Photo by Chris Pruitt
Coretta Scott King’s funeral today. Six hours. Orations, presidents, standing ovations for truth tellers. Every now and then, the waters of justice and earnestness break through. We are talking about a woman who, five days after her husband’s funeral went back to Memphis, where he’d been murdered, to march with the striking “I Am a Man” sanitation workers. A place we just visited, walked the streets. We are talking not your typical housewife. No empty feminist rhetoric for her.
Here in my life of Oregon ease-and-exultation, I put on old-time gospel, a fitting tribute but, still, nothing that holds a candle to Reverend Lowry or Bill Clinton earlier today.
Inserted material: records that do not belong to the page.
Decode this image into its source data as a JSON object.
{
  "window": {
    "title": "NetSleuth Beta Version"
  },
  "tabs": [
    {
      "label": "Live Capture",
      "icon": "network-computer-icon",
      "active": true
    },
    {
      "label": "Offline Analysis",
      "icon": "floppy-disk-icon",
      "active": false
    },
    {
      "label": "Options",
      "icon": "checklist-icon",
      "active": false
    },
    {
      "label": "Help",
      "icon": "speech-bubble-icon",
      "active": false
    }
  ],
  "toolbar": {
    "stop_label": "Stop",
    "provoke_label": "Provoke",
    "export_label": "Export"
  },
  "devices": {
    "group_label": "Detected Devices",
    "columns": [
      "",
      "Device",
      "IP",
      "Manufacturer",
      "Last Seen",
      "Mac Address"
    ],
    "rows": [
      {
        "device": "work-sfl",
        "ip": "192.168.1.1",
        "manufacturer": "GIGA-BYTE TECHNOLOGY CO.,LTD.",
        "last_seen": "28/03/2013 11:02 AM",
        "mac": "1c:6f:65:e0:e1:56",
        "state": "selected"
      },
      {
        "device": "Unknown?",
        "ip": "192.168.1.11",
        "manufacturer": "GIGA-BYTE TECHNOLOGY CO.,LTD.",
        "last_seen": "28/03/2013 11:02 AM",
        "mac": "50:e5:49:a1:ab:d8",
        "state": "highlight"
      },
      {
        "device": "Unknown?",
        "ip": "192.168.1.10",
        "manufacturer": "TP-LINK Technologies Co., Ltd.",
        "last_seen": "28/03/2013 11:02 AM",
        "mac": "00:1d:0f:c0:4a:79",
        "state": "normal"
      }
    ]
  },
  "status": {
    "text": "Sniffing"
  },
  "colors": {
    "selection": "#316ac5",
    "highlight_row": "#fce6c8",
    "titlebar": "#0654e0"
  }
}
I do, however, have a shard. In the Roseville bowl (magnolia pattern, formerly G’s, left behind, actually given to me, flotsam of that debacle) along with shards of china, ballast from the slave ships heading into port in the island of Nevis, a small triangle, almost like an arrowhead really: a piece of the Dexter Avenue Baptist Church in Montgomery, Alabama.
No one but J. would know that this artifact is what it is, picked up that rainy January day 2005 from the sidewalk after talking with the woman who gave us our tour of this famous, important, humble, beatified church. The tour, if it can be called that, was the two of us and her and her gift, of knowledge, presence, witness to us. I guess January is an off month for corporate conferences and white folks retracing the steps of the Civil Rights movement in Alabama.
But here, now, today, Oregon, United States, with criminals at the helm, and the ship of state sinking almost as fast as the Titanic, I have my tiny brick shard. The Italians, for one, know such relics matter. This bit of matter heard Rev. Dr. King’s speech—rallying the non-violent foot soldiers, many of us really—way back when, the day before I was born, 5 December 1955. The piece I gathered, memento of our momentous visit, has a sharp, pointed tip.